Her eyes go wide. Sparkly. “Oh! I love games. Can I play too?”
She wiggles her fingers. Like she’s reaching for an invisible controller.
“No,” I say flat. “I don’t wanna play this game.”
“Aww…” Full pout. Tilts her head. Big eyes. Absolute weaponized cuteness.
I sigh, drag a hand down my face. “Look, miss…?”
She just blinks at me. No response. Not even a name.
I raise a brow. “This is usually the part where you introduce yourself.”
Another blink. Then—lightbulb. She straightens, pats down her ridiculous onesie like she’s heading into a job interview, and lifts her chin like she means business.

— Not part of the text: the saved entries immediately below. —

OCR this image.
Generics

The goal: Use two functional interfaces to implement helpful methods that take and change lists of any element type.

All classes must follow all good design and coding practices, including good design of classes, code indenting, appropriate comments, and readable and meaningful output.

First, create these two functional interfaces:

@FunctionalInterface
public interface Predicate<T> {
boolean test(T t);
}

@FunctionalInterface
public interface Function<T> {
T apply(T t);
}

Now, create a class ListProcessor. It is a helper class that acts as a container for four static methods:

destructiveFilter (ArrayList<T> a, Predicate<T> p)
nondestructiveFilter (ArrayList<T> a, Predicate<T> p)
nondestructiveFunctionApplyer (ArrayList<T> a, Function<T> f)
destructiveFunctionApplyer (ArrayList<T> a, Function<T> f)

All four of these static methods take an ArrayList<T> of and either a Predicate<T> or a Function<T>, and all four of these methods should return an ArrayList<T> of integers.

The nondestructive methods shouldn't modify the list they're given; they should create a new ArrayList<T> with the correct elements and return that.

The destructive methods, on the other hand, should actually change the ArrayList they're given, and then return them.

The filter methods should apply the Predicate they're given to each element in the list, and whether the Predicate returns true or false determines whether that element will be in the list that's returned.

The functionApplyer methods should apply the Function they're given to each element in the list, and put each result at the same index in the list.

“I am an emissary of Gaia,” she says, hand over heart, voice full of holy reverence. “And I have traveled many realms in search of you, my new Master.”
Then she bows. Deep. Extra flourish. The whole damn ceremony.
I just stare. Brain buffering. Already feel the migraine forming—left side, pulsing behind the eye.
And then… movement.
Something shifts at the edge of the clearing. Quiet. Steady.
I turn.
The rabbit’s back.
With friends.
Foxes. Squirrels. Birds. Even a fat raccoon waddling into place like it overslept but still made curtain call. All of them staring at me like I just violated some ancient sacred law.
A whole damn tribunal of woodland disappointment.
I let out a breath. “I hate this world already.”